The decision to ask residents to approve $5 million came after a lengthy discussion between the Select Board and Finance Committee last week. Much of the focus is on repairs to River Road, where the embankment has slowly been sinking in subsequent rainstorms.
The town may not need to borrow the full $5 million because the state could potentially provide some funding to affected towns in late November, according to Select Board Chairwoman Carolyn Shores Ness. Instead, having the approval to borrow this money gives Deerfield the “flexibility” to repair River Road if it were to suffer a “catastrophic failure” in the coming months.

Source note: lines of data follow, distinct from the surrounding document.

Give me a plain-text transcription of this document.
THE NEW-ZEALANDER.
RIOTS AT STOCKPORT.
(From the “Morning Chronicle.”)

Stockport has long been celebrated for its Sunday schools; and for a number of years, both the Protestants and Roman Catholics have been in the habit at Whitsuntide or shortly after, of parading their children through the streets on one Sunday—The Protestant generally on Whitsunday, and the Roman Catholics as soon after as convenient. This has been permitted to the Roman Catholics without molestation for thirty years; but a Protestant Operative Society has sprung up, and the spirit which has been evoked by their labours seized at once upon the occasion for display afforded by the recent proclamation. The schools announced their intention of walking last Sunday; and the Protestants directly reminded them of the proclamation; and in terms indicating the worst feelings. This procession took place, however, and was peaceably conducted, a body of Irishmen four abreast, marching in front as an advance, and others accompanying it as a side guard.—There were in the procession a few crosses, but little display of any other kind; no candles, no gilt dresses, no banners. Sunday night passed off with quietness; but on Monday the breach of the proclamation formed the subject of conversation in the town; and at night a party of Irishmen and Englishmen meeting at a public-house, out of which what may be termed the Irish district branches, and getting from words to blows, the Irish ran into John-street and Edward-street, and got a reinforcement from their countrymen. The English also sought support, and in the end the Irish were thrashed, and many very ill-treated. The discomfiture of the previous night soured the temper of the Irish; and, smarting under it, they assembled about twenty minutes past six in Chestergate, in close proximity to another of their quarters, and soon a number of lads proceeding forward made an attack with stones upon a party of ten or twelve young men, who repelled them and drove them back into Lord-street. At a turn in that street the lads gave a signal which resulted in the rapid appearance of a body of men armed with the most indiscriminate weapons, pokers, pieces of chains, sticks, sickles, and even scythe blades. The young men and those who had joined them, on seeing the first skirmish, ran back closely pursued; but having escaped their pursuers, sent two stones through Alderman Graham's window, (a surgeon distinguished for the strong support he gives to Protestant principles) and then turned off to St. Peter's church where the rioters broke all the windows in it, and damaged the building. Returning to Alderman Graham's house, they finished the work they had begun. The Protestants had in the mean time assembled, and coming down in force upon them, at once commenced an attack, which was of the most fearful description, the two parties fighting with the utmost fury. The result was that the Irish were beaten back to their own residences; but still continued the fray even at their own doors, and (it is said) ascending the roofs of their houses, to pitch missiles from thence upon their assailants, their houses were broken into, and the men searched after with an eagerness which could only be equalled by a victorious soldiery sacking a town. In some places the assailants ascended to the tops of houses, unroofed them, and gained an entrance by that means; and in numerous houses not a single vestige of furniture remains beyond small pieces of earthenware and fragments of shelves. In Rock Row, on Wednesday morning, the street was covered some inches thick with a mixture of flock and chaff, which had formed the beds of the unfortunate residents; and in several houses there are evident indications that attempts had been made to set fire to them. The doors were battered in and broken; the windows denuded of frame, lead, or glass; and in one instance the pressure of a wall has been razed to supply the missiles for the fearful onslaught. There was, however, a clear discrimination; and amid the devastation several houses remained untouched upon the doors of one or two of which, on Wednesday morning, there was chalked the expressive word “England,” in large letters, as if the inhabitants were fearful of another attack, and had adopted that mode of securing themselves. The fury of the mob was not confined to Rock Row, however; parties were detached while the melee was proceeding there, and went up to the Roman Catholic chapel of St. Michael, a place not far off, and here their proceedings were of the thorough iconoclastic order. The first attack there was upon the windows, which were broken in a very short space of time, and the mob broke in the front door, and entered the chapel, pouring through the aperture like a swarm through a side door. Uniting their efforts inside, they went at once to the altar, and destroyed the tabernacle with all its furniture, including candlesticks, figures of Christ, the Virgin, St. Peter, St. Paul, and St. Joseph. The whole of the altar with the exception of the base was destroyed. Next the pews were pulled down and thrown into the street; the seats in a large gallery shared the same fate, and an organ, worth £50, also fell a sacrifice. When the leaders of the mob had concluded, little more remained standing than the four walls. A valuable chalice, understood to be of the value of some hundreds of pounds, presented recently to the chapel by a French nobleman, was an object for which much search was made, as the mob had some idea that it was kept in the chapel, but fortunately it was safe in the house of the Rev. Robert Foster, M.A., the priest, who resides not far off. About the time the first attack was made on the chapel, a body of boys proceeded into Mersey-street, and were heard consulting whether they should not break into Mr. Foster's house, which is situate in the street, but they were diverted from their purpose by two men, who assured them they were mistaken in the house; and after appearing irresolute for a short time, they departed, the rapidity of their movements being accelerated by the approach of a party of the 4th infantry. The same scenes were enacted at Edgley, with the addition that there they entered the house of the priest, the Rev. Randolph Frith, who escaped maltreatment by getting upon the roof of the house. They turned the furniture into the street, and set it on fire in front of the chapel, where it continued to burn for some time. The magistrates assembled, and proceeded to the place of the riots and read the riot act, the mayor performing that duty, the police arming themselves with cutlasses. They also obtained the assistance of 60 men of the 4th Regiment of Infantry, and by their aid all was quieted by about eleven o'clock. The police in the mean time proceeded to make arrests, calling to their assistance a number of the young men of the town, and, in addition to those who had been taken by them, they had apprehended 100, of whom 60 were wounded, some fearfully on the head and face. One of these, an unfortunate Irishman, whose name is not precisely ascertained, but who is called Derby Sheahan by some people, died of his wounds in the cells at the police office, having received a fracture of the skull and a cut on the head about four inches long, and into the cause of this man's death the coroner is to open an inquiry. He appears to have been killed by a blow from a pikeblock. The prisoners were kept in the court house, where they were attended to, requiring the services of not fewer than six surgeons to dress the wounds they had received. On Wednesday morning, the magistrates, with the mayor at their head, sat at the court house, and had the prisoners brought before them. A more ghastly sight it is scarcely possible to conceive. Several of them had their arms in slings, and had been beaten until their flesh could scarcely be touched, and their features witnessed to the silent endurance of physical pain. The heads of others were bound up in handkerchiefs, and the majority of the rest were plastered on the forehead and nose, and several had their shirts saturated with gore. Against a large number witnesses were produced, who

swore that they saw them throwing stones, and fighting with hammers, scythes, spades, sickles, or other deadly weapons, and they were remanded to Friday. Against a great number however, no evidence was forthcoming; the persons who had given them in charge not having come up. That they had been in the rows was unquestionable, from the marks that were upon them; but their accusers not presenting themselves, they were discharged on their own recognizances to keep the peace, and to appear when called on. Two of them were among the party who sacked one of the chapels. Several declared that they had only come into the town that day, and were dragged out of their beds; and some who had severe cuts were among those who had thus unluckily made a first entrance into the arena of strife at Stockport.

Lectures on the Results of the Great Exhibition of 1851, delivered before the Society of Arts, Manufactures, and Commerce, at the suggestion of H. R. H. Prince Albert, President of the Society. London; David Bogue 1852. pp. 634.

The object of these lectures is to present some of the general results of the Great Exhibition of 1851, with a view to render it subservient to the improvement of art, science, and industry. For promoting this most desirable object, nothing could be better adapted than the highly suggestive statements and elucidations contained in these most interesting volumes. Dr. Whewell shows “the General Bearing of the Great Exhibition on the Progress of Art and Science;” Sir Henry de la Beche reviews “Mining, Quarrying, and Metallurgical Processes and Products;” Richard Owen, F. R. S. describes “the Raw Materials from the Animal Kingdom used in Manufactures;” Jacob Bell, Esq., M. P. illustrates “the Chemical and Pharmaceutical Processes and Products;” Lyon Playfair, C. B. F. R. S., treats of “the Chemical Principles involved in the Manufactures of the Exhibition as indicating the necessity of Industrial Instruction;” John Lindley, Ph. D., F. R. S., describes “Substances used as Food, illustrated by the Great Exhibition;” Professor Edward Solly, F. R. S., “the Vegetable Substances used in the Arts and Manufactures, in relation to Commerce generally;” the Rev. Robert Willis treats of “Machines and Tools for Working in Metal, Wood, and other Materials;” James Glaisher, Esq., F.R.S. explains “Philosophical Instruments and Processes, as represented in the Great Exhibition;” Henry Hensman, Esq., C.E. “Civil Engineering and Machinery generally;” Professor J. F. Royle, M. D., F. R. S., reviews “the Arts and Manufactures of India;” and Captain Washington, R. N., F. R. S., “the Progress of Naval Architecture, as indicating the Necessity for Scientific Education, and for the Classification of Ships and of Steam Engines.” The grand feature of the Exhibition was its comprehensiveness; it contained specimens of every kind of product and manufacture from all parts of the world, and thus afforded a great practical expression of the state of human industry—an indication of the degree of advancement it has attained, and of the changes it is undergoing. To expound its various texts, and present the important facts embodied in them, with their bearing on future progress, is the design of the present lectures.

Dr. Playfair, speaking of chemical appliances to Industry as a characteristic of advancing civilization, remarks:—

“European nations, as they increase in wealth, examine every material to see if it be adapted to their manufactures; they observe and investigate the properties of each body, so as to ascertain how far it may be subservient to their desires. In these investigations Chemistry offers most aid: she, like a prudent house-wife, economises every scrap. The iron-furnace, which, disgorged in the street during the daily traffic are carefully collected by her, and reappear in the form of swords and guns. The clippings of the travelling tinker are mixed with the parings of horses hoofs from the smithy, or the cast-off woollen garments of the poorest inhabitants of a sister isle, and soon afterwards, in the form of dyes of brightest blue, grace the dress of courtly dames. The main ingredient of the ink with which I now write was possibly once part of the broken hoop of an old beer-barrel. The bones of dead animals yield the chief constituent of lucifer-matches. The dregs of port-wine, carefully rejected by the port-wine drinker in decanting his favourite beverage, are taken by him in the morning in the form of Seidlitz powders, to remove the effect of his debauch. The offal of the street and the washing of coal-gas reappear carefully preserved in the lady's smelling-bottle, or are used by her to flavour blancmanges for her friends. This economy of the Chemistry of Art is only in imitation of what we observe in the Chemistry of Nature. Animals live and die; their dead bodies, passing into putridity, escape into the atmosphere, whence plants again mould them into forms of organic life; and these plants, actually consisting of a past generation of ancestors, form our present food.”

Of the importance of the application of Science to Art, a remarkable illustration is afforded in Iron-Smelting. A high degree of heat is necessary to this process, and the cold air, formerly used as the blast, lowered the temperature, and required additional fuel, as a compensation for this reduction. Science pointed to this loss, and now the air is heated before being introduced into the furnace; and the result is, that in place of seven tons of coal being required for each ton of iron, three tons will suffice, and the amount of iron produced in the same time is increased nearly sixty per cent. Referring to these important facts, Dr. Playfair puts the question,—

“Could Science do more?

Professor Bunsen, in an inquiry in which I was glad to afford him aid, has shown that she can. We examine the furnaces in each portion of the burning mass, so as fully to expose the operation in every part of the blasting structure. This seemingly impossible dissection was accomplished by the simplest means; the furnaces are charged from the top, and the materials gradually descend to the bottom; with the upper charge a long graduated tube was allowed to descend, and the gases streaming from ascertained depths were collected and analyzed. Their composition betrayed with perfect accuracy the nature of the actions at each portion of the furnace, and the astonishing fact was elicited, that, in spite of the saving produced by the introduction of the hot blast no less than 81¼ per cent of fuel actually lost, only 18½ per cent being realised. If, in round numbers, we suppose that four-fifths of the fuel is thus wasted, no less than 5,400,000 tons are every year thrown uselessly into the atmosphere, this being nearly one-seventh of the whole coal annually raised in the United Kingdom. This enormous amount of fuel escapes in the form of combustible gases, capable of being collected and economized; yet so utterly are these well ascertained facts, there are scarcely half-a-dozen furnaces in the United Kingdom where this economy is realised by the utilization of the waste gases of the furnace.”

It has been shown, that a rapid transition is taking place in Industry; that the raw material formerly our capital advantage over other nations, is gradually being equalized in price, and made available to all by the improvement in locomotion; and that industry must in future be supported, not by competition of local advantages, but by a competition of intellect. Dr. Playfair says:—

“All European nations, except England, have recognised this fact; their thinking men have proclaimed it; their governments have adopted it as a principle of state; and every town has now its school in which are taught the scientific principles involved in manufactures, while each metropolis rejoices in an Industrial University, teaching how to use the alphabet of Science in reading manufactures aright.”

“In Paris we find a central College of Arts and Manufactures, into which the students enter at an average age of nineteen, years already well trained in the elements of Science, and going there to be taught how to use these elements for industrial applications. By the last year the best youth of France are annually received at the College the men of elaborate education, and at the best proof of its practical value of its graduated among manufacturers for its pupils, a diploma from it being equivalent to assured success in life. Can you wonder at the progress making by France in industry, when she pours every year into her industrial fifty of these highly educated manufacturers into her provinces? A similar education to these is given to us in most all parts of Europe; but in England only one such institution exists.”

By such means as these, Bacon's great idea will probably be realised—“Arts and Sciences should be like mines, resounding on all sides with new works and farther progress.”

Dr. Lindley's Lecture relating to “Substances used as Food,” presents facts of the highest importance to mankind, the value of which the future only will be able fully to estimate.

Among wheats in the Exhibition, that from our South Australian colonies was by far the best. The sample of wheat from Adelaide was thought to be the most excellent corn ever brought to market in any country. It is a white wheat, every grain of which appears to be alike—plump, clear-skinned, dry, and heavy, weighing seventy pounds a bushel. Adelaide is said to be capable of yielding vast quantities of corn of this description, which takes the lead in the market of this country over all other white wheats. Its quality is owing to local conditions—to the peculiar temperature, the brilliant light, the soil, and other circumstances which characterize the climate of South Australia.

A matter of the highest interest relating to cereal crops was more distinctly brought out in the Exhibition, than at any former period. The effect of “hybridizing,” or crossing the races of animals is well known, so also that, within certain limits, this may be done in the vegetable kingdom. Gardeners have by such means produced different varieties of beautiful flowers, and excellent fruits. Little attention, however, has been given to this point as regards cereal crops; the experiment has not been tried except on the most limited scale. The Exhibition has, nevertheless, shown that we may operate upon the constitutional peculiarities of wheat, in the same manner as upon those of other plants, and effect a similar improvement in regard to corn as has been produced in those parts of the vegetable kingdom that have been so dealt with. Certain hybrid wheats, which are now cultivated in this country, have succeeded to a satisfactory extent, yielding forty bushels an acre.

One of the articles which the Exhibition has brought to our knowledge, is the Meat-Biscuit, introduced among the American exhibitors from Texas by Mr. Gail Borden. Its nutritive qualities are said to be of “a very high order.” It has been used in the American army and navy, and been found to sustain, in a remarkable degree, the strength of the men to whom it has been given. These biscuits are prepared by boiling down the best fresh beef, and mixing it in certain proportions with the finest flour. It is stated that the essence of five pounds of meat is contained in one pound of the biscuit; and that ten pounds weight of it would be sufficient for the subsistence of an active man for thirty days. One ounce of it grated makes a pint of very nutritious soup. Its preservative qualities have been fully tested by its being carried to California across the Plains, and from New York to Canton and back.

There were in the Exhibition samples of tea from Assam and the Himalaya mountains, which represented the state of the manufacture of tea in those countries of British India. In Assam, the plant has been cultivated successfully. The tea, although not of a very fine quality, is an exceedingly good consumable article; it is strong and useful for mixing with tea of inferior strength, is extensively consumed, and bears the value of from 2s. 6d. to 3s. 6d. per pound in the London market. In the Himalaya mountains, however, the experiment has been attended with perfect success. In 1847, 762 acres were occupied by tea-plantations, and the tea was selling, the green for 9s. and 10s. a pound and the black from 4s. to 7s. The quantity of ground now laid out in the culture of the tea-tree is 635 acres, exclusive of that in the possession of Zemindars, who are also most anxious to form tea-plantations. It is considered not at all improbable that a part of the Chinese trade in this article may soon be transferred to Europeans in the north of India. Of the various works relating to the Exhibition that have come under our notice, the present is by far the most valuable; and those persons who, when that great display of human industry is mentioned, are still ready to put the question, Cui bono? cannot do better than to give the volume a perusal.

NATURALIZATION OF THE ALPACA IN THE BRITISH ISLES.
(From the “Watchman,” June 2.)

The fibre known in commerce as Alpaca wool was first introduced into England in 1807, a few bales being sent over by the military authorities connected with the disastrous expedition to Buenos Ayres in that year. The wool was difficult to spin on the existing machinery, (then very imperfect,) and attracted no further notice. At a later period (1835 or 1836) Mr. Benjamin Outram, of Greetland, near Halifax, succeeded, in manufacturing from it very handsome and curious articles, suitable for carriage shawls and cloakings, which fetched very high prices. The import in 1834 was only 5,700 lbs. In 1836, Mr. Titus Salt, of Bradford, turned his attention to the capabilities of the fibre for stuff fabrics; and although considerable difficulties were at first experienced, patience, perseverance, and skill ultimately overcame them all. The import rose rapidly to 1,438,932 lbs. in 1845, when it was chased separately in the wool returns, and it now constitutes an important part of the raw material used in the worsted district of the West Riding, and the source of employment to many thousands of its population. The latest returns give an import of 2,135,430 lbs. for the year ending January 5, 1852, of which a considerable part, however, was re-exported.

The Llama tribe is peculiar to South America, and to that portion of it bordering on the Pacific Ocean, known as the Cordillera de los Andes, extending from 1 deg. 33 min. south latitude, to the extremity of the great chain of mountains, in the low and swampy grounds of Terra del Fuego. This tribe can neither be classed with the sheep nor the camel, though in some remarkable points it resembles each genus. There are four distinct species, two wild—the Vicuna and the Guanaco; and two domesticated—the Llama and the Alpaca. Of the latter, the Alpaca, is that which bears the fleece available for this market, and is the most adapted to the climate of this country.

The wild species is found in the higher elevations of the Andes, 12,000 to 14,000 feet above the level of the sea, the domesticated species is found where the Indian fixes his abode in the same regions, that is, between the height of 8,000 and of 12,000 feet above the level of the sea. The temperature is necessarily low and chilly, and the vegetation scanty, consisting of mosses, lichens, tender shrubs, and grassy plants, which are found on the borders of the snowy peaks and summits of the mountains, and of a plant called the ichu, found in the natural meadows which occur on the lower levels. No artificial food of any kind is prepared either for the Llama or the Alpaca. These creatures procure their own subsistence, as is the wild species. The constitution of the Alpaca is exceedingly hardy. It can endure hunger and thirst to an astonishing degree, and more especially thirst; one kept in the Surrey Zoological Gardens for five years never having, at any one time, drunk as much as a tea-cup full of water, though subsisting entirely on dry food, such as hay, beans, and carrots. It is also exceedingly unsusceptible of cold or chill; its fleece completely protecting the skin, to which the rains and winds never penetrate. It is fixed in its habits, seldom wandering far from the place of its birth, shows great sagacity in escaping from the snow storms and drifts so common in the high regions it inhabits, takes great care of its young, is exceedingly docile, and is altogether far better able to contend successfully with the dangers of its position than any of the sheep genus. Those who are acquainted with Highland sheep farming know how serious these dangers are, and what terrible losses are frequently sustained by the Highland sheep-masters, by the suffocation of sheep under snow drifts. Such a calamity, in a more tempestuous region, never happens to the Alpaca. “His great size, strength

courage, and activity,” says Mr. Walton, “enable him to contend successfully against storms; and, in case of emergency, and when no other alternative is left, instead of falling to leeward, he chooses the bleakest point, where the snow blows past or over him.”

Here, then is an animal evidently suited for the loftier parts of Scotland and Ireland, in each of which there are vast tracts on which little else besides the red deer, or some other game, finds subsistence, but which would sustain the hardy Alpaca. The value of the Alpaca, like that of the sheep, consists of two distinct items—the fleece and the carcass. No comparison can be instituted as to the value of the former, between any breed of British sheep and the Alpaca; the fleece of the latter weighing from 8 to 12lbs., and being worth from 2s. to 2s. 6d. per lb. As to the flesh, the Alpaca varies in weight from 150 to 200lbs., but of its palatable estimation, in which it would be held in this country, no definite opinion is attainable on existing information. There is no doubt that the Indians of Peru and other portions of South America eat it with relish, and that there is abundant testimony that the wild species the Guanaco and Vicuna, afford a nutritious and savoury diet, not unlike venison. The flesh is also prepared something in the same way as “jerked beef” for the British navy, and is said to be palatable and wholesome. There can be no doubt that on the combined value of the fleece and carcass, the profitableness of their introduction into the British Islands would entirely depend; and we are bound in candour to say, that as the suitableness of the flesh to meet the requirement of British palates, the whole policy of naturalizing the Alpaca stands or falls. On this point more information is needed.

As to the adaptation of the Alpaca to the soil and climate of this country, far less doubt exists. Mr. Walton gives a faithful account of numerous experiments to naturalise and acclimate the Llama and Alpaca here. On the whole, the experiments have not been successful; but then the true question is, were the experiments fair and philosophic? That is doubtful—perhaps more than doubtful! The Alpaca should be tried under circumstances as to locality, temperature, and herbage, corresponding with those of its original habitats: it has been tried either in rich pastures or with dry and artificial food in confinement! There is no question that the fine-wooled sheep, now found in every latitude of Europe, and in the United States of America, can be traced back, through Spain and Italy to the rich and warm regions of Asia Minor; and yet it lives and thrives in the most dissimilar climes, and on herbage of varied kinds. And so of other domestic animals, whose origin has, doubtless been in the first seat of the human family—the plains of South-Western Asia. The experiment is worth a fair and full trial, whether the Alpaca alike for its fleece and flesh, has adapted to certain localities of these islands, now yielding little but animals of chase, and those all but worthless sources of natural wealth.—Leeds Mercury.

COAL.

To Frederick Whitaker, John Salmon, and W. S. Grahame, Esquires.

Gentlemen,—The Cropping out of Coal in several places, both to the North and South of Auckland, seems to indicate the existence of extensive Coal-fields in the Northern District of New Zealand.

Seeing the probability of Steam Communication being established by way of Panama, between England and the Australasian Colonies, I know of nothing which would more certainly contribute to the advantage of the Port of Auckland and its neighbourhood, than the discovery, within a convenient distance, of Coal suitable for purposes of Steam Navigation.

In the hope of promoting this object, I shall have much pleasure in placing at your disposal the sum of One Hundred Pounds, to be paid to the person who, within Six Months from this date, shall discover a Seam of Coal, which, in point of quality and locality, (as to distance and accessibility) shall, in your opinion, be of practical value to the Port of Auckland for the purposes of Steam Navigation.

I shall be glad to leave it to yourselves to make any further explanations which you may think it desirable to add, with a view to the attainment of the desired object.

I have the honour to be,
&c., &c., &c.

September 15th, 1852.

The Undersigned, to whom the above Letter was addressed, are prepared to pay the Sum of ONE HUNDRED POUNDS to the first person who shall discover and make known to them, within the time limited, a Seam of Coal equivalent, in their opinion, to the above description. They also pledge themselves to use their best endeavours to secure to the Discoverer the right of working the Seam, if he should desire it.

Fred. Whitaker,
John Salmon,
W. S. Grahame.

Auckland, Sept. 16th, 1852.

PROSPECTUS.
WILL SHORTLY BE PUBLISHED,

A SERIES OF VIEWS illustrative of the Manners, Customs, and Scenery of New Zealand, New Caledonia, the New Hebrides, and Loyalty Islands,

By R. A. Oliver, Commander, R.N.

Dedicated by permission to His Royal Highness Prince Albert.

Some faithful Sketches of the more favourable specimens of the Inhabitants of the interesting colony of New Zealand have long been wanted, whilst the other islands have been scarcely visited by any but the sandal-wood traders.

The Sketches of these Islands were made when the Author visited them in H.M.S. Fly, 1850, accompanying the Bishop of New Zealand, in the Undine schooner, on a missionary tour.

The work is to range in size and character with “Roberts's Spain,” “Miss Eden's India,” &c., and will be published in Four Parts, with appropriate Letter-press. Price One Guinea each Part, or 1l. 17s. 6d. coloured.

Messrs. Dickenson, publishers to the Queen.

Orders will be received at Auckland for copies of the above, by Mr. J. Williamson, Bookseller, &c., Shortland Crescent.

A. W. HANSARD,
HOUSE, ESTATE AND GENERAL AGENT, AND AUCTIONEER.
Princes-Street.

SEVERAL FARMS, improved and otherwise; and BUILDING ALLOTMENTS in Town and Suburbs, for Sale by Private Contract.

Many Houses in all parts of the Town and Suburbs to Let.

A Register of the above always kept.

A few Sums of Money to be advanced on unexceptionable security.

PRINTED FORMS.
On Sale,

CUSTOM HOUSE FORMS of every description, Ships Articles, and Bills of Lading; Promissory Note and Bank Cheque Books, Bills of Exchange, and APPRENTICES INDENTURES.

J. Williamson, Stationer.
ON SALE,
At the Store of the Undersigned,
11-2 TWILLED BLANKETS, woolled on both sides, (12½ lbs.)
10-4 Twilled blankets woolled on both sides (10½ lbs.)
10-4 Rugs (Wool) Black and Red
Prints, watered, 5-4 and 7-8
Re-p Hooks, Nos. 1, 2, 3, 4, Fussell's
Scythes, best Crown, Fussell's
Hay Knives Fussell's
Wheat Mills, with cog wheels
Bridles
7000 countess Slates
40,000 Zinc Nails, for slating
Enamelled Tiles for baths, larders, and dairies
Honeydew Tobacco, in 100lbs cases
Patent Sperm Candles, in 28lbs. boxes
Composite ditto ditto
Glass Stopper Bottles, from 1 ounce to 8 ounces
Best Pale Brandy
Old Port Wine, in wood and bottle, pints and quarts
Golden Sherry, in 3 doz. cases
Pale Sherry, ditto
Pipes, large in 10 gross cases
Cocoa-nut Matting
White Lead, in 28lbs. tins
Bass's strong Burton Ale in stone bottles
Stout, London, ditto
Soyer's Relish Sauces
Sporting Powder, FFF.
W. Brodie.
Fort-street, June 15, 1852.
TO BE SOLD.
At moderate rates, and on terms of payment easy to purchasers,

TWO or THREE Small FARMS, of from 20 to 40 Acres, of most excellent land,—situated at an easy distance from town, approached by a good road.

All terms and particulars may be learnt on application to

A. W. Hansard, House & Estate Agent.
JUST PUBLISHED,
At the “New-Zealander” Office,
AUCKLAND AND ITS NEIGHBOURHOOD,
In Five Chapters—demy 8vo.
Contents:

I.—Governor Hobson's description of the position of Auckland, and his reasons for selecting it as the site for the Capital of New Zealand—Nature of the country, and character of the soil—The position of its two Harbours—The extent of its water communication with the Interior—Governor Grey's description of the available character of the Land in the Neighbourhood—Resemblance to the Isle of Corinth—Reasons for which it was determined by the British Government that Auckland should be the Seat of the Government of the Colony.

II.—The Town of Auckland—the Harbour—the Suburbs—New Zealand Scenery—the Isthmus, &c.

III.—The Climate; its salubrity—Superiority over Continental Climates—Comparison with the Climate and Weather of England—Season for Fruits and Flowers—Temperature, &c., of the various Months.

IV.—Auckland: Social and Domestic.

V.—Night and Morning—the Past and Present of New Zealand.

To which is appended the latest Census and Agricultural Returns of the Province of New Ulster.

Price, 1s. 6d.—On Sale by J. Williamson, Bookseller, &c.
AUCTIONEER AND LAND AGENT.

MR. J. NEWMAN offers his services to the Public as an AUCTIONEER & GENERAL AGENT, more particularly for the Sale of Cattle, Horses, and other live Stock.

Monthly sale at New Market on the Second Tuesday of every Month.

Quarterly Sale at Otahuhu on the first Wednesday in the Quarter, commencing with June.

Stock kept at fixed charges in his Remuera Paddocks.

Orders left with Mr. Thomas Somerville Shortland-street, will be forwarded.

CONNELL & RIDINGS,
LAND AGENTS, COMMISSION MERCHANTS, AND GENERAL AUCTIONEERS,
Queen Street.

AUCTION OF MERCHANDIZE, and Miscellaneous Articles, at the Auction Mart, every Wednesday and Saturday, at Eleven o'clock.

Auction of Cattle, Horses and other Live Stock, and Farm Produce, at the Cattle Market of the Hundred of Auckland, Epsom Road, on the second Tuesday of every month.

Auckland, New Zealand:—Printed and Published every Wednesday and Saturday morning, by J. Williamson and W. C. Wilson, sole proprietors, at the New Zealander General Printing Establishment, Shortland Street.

“I would like us to have the capability, if River Road does fail, to have the ability to go out and fix it. It’s a major artery,” Shores Ness said. “To have that shutdown is serious — we have to be able to get on it and we don’t know when it’s going to fail.”
If approved by a two-thirds vote at Town Meeting, the borrowing would then go to the ballot box for a Proposition 2½ debt-exclusion vote, which Select Board member Tim Hilchey said is another chance for residents to approve or deny the funding, a process similar to the approval for Tilton Library’s expansion project in 2022.
“It makes the most sense to ask the voters … they get two opportunities to say yes or no,” Hilchey said. “I’d like the Select Board and Finance Committee to go into this meeting pretty much in agreement.”
If the state were to provide Deerfield with the $4.7 million it requested, Shores Ness said the town can always cancel the override vote, which would be slated for December. Town Accountant Brenda Hill added they could then rescind the borrowing authority at the spring annual Town Meeting.
Finance Committee Chairwoman Julie Chalfant said the average single family tax bill, based on the average home value of $359,661 and an estimated interest rate of 6% over a 20-year period, would increase by $178 per year, or a 3.2% increase.
Shores Ness said the $5 million ask is intended be “transparent” about borrowing money and to be upfront about the anticipated costs because they don’t know if River Road will last through the winter.
While the work is important, Finance Committee member Mark Brennan said he had some concerns about the $5 million request being an “arbitrary amount” that could escalate because they truly don’t know what the repair costs are without engineering.
The matter will come before voters at the special Town Meeting on Oct. 23 at 7 p.m. in the Frontier Regional School auditorium.